I miss the days when we made fun of wine snobs for saying that a wine was "ingratiating without being obsequious." Now wine snobs are too boring to make fun of. Ever since UC Davis professor Ann Noble created the Wine Aroma Wheel more than 20 years ago, people have become obsessed with seeing how many memories they can inhale out of a glass. <...>

So from now on, wine drinkers, you get to mention three things you smell in a wine, max. Then you have to tell me something more interesting. If that seems too hard, I suggest drinking more wine until it isn't.


The language of wine snobbery

Joel Stein
LA Times
June 13, 2008


There's similar silliness in the beer world, whether it's beer styles or beer reviewing.

And as with better wine reviewing, better beer reviewing begins with homework.
a clever 'un-pompous' beer review
Learn to identify the 5 basic tastes (sweet, sour, salty, bitter, umami), the aroma of hops (floral, grassy, citrusy), the aroma of lager fermentation (sulfury), the aroma of ale fermentation (green apple), the taste of malt (bready, toasty, caramel, coffee), and gasp, yes, the off-aromas of beer.

Be precise.

A bartender said to me yesterday, "I don't like it. It has an aftertaste." I thought in response, "I hope so!"
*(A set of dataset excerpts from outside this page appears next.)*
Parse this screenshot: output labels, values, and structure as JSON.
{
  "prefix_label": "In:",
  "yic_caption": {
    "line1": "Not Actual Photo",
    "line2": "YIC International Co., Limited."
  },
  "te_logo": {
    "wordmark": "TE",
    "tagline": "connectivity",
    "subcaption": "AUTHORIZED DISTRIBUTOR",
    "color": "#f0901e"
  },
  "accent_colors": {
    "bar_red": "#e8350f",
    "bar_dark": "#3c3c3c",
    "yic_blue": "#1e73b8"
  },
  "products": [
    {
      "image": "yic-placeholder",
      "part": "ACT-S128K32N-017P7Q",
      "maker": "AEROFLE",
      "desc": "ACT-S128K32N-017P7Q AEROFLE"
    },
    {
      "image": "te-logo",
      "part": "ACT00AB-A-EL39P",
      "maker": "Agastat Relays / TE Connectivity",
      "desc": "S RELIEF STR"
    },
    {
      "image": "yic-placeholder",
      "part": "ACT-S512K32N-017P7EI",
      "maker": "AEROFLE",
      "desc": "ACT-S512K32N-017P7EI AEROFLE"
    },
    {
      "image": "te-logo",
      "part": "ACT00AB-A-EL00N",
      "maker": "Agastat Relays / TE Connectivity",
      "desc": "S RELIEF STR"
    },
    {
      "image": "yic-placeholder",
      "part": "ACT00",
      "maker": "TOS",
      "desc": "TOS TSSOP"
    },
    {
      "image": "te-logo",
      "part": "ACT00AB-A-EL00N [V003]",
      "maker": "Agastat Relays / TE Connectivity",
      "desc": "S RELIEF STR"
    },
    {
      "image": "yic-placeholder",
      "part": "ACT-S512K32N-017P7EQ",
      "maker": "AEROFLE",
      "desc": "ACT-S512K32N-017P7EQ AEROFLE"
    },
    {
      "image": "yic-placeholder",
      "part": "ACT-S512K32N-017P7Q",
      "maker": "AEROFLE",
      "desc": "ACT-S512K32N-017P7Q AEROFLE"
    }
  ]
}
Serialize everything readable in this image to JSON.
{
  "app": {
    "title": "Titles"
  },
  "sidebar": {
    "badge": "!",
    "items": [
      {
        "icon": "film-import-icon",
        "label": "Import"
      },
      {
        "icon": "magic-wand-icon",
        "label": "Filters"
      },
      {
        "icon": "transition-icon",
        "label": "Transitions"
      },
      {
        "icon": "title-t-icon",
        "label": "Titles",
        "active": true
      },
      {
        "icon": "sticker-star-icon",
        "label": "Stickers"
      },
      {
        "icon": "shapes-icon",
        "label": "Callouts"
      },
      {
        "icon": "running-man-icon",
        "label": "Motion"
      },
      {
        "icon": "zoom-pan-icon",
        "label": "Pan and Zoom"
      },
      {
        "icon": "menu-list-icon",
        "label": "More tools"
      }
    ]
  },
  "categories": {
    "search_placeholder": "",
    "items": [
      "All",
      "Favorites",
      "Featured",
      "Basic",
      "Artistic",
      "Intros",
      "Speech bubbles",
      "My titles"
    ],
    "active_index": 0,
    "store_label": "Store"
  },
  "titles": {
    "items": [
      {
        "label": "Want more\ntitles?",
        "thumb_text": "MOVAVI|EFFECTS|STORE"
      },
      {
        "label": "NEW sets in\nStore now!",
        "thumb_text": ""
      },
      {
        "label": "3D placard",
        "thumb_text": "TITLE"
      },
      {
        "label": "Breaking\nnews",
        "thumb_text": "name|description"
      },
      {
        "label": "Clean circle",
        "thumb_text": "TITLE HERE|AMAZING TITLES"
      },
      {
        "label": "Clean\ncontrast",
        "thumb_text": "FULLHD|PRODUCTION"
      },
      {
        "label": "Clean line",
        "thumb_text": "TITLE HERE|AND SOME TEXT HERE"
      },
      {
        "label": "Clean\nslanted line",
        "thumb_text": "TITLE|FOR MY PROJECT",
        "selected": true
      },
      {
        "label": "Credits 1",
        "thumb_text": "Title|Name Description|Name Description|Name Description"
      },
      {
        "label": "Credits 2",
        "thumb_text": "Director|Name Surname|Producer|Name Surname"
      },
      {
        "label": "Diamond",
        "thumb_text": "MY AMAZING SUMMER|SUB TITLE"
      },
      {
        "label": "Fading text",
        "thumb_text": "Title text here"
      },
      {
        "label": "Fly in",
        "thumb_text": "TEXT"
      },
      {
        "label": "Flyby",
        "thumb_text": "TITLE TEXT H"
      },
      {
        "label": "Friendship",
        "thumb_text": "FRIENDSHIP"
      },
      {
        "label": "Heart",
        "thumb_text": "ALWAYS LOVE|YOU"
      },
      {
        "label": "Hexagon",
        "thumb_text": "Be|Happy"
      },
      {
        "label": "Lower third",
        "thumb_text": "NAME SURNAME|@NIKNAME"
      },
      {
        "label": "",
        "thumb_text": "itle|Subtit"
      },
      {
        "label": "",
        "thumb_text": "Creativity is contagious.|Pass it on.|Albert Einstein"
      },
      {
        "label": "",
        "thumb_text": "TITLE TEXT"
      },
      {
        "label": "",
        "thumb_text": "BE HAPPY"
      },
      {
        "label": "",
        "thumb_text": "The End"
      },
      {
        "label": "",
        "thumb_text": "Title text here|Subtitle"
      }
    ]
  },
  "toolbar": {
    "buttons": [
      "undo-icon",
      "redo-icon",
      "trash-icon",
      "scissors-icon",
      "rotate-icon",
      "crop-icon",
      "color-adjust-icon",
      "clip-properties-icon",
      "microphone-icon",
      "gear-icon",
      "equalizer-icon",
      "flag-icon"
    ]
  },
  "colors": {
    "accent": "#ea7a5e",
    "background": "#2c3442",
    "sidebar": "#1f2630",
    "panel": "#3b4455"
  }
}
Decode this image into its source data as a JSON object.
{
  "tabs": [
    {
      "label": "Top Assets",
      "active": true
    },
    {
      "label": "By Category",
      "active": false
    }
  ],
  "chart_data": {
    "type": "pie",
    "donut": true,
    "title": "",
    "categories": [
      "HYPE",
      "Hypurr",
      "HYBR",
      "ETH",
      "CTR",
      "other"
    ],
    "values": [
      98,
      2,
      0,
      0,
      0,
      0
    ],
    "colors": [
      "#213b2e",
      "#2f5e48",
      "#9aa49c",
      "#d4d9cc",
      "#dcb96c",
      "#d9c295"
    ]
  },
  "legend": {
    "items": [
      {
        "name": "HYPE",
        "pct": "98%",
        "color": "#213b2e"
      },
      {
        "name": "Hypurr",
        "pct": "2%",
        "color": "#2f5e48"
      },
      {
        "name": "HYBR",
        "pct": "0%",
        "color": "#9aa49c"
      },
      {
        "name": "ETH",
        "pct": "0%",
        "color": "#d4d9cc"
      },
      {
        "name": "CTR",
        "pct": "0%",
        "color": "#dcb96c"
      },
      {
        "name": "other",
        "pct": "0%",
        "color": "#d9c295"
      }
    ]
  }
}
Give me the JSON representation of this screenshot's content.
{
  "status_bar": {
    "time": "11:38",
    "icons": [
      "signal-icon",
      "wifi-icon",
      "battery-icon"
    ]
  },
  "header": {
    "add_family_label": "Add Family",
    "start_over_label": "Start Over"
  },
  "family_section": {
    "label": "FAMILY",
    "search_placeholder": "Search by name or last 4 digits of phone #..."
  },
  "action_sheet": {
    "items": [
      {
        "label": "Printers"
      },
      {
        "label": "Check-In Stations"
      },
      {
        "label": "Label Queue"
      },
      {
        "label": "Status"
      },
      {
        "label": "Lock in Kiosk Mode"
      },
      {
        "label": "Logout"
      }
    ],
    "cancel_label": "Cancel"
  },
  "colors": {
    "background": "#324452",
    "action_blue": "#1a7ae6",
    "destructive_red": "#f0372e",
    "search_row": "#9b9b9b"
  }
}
What he meant to say was that he didn't care for that particular aftertaste. But I disagreed, silently, as I took another sip of the Sierra Nevada Summerfest.

Drink to enjoy, not to impress. It's more rewarding.

I was alerted to the LA Times column by Kevin Erskine's Scotch Blog, on which there's this hilarious comment:
Hmm I'd say it's the pretentious twit who reads the original notes and says "Ah yes, I also identified the 'wet dish towel' and '1970 Chevy Malibu interior' notes.